Committing a Kafka cursor after chunk upload on multipart S3 upload

I am in the process of creating a backup tool for Kafka that persists the Kafka messages in an AWS S3 bucket. One of the goals of the tool is to be stateless so we use AWS S3 API to handle state management (i.e. their API gives us the latest uploaded chunks so we can keep track of the multipart upload without needing to store state locally).

The way that the tool currently works is that it contiously uploads Kafka messages using Alpakka Kafka’s Consumer.sourceWithContext to the S3 multipart upload API via Alpakka’s S3 module (i.e. S3.multipartUpload).
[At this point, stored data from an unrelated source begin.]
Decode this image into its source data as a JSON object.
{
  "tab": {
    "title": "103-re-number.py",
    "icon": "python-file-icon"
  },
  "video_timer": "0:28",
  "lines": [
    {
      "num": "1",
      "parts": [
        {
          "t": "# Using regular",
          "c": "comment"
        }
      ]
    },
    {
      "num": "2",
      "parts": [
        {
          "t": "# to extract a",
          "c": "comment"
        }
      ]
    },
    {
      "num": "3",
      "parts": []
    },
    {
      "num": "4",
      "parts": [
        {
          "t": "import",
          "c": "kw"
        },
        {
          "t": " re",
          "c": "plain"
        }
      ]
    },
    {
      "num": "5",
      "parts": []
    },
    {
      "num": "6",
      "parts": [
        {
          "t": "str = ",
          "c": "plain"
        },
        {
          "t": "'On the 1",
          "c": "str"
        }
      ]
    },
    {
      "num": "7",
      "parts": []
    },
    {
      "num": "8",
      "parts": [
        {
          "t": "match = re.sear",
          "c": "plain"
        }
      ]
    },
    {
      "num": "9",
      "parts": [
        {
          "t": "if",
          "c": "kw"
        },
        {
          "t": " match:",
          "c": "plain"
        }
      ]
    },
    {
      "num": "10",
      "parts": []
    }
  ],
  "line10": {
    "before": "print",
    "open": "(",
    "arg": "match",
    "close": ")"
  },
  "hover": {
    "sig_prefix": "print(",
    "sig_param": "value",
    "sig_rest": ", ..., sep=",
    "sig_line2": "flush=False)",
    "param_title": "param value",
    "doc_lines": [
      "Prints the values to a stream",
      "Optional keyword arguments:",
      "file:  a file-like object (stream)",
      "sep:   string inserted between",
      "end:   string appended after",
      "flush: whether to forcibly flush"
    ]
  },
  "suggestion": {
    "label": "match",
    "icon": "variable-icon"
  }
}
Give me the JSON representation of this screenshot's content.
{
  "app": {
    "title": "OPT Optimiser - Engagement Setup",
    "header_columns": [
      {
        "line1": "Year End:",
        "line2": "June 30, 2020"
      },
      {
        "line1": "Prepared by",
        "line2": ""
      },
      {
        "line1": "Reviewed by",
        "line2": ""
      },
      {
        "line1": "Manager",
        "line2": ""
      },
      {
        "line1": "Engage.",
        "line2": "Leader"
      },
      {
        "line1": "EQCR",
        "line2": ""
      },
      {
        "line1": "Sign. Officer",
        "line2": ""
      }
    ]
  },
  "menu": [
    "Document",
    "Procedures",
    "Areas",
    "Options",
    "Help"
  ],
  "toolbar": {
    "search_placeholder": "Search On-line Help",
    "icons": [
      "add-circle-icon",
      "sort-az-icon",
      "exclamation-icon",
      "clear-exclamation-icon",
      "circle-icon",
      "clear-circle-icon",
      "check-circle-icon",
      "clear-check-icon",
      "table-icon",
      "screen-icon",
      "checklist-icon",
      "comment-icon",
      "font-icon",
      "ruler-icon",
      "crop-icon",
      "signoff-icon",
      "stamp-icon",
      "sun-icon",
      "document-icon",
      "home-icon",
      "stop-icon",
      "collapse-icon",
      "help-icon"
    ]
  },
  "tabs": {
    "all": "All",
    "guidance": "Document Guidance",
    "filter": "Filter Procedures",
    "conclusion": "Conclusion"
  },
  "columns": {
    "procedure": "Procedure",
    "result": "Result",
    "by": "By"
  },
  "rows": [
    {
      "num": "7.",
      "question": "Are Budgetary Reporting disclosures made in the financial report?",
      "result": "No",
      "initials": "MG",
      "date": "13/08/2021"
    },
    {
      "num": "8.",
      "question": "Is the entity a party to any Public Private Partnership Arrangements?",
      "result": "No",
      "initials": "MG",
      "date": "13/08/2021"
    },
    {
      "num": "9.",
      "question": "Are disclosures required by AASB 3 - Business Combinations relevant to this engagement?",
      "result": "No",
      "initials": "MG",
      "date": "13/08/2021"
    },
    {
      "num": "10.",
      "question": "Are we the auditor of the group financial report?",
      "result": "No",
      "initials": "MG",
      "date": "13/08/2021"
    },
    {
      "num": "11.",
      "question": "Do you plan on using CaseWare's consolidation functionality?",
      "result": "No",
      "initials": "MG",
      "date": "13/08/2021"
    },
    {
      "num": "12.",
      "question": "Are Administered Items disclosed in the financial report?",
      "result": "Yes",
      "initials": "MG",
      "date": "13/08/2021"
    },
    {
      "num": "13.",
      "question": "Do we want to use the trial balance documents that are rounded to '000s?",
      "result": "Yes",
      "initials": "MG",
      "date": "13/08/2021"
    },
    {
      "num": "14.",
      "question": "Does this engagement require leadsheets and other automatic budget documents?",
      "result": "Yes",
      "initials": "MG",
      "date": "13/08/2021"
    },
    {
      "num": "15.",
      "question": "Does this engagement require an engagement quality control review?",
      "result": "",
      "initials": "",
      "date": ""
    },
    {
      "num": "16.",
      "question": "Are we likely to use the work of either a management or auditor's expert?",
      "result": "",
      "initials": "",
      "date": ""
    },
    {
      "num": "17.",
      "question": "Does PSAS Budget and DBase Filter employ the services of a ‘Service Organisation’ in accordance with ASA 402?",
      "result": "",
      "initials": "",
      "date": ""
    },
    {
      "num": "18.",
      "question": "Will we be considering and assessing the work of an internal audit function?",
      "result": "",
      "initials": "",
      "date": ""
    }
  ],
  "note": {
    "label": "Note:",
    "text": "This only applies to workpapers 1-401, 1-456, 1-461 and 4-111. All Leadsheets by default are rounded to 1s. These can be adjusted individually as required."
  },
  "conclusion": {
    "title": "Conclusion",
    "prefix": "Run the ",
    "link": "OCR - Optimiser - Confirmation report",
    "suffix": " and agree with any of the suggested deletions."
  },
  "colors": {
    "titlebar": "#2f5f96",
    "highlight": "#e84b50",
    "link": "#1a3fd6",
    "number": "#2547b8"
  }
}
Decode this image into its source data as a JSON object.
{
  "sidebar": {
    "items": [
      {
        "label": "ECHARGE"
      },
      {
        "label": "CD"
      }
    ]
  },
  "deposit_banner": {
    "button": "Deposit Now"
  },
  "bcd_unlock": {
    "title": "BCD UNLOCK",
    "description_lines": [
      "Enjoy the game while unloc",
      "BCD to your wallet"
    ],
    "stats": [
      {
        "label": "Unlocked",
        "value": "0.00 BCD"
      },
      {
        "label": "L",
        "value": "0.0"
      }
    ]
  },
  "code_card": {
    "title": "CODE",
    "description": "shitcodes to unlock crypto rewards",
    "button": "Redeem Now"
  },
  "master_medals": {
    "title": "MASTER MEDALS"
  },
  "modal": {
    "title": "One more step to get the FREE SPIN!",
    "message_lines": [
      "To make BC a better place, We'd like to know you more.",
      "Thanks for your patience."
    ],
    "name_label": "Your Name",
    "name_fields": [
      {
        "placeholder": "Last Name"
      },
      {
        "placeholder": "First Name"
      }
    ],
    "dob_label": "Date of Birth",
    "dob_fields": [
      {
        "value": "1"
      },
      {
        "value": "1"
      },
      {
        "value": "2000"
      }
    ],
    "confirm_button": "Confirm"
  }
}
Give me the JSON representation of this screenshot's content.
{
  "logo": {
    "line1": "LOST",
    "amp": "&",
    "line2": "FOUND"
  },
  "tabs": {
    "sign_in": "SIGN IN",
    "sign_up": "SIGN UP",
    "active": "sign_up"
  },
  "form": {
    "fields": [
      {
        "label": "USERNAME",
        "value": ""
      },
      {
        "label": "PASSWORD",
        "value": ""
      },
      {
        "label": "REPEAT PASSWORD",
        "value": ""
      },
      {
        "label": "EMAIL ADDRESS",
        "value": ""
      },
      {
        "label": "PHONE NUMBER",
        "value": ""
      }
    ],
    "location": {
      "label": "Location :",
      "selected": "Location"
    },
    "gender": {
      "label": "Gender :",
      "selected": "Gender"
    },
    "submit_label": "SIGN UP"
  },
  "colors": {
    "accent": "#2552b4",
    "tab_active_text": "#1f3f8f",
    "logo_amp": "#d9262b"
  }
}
The idea is that I only want to commit the Kafka cursor after a single chunk in the multipart upload has been persisted into S3 (more specifically I want to upload the latest current offset for each partition when the chunk has been saved into S3). This is how the tool is stateless, i.e. if someone shuts it down halfway through uploading a chunk then when they restart the tool Kafka will send the messages just after the latest chunk upload and we restart from there.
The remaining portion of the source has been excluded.